Por fin estás en tu casa. El tiempo cura todas las heridas, aunque nos deje algunas cicatrices. En esta maleta encontrarás todos mis recuerdos, los que tengo de ti y los de antes de que nacieras, todos los que no pude contarte porque todavía eras pequeño. Descubrirás a tu madre con otra mirada, te enterarás de muchas cosas; porque, además de ser tu madre, he sido una mujer, con mis miedos, mis dudas, mis fracasos, mis pesares y mis victorias. Para darte todos los consejos que te prodigaba, fue preciso también que me equivocara, cosa que me sucedió con frecuencia. Los padres son montañas que uno se pasa la vida escalando, sin saber que un día nosotros representaremos su papel.
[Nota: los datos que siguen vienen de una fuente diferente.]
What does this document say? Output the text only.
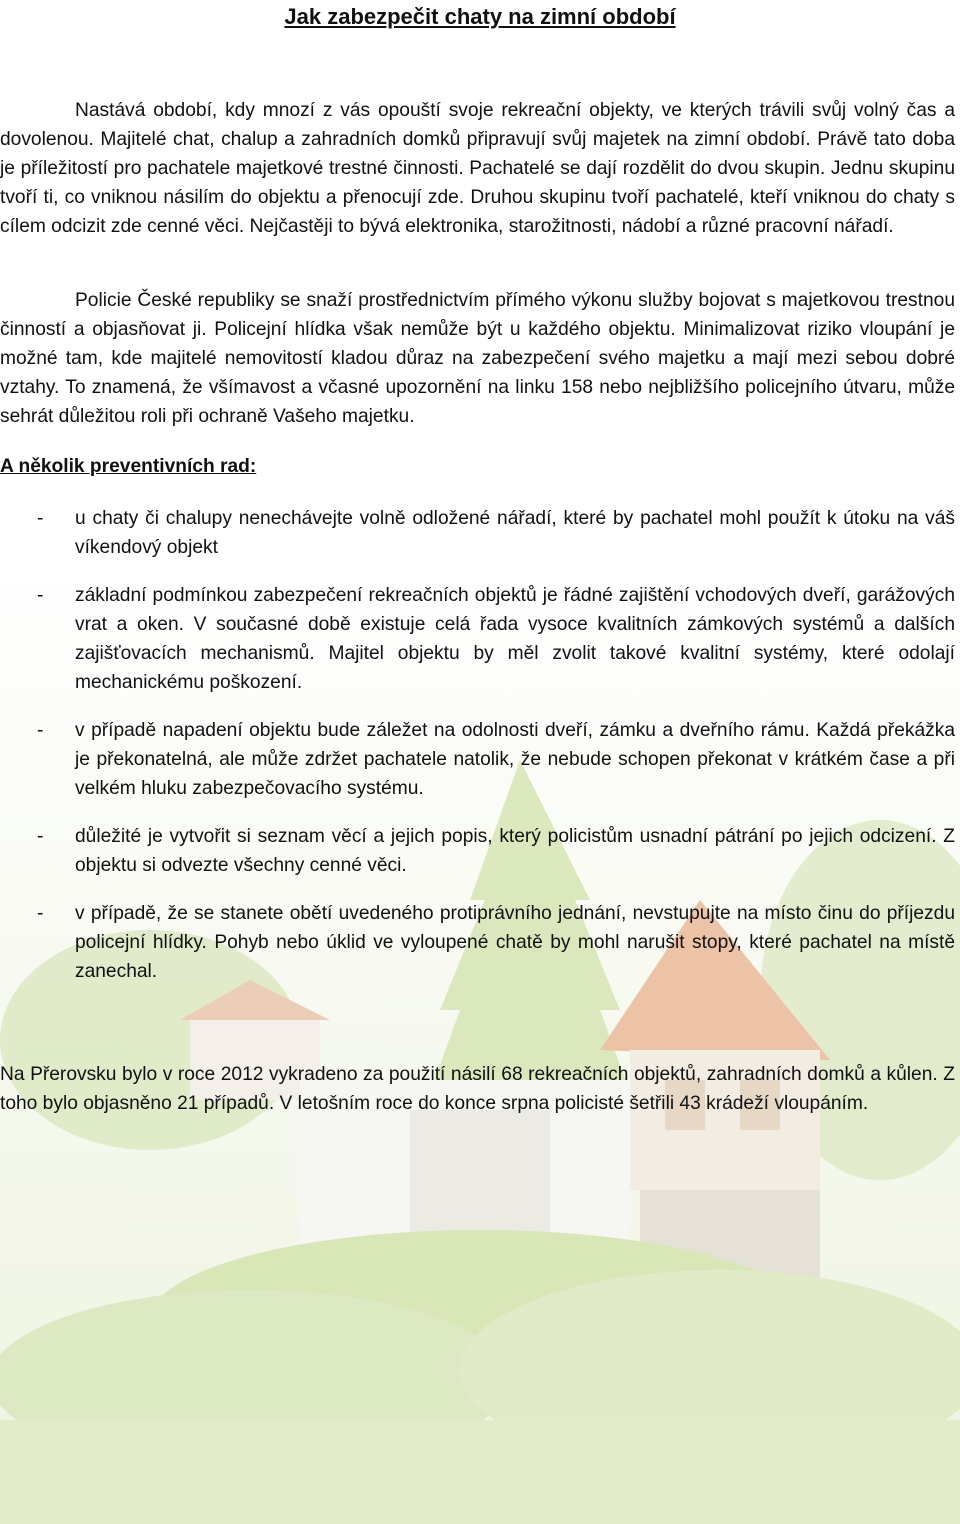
Jak zabezpečit chaty na zimní období

Nastává období, kdy mnozí z vás opouští svoje rekreační objekty, ve kterých trávili svůj volný čas a dovolenou. Majitelé chat, chalup a zahradních domků připravují svůj majetek na zimní období. Právě tato doba je příležitostí pro pachatele majetkové trestné činnosti. Pachatelé se dají rozdělit do dvou skupin. Jednu skupinu tvoří ti, co vniknou násilím do objektu a přenocují zde. Druhou skupinu tvoří pachatelé, kteří vniknou do chaty s cílem odcizit zde cenné věci. Nejčastěji to bývá elektronika, starožitnosti, nádobí a různé pracovní nářadí.

Policie České republiky se snaží prostřednictvím přímého výkonu služby bojovat s majetkovou trestnou činností a objasňovat ji. Policejní hlídka však nemůže být u každého objektu. Minimalizovat riziko vloupání je možné tam, kde majitelé nemovitostí kladou důraz na zabezpečení svého majetku a mají mezi sebou dobré vztahy. To znamená, že všímavost a včasné upozornění na linku 158 nebo nejbližšího policejního útvaru, může sehrát důležitou roli při ochraně Vašeho majetku.

A několik preventivních rad:

- u chaty či chalupy nenechávejte volně odložené nářadí, které by pachatel mohl použít k útoku na váš víkendový objekt

- základní podmínkou zabezpečení rekreačních objektů je řádné zajištění vchodových dveří, garážových vrat a oken. V současné době existuje celá řada vysoce kvalitních zámkových systémů a dalších zajišťovacích mechanismů. Majitel objektu by měl zvolit takové kvalitní systémy, které odolají mechanickému poškození.

- v případě napadení objektu bude záležet na odolnosti dveří, zámku a dveřního rámu. Každá překážka je překonatelná, ale může zdržet pachatele natolik, že nebude schopen překonat v krátkém čase a při velkém hluku zabezpečovacího systému.

- důležité je vytvořit si seznam věcí a jejich popis, který policistům usnadní pátrání po jejich odcizení. Z objektu si odvezte všechny cenné věci.

- v případě, že se stanete obětí uvedeného protiprávního jednání, nevstupujte na místo činu do příjezdu policejní hlídky. Pohyb nebo úklid ve vyloupené chatě by mohl narušit stopy, které pachatel na místě zanechal.

Na Přerovsku bylo v roce 2012 vykradeno za použití násilí 68 rekreačních objektů, zahradních domků a kůlen. Z toho bylo objasněno 21 případů. V letošním roce do konce srpna policisté šetřili 43 krádeží vloupáním.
No hay nada más complejo que educar a un hijo. Te pasas la vida entera dando todo lo que crees que es justo y sabiendo al mismo tiempo que estás constantemente equivocándote. Pero, para la mayoría de los padres, todo es amor, aun cuando a veces no se puede evitar cierto egoísmo. La vida no es un sacerdocio. El día que cerré esta pequeña maleta, temí decepcionarte. No te dejé tiempo de emitir juicios de adolescente. No sé qué edad tendrás cuando leas esta carta. Te imagino un apuesto joven de treinta años, tal vez un poco mayor. ¡Cómo me hubiera gustado vivir todos esos años a tu lado! Si supieras lo vacía que me deja la idea de no volver a verte por la mañana cuando abras los ojos, de no volver a oír el sonido de tu voz cuando me llames… Pensarlo me hace más daño que la enfermedad que me lleva tan lejos de ti.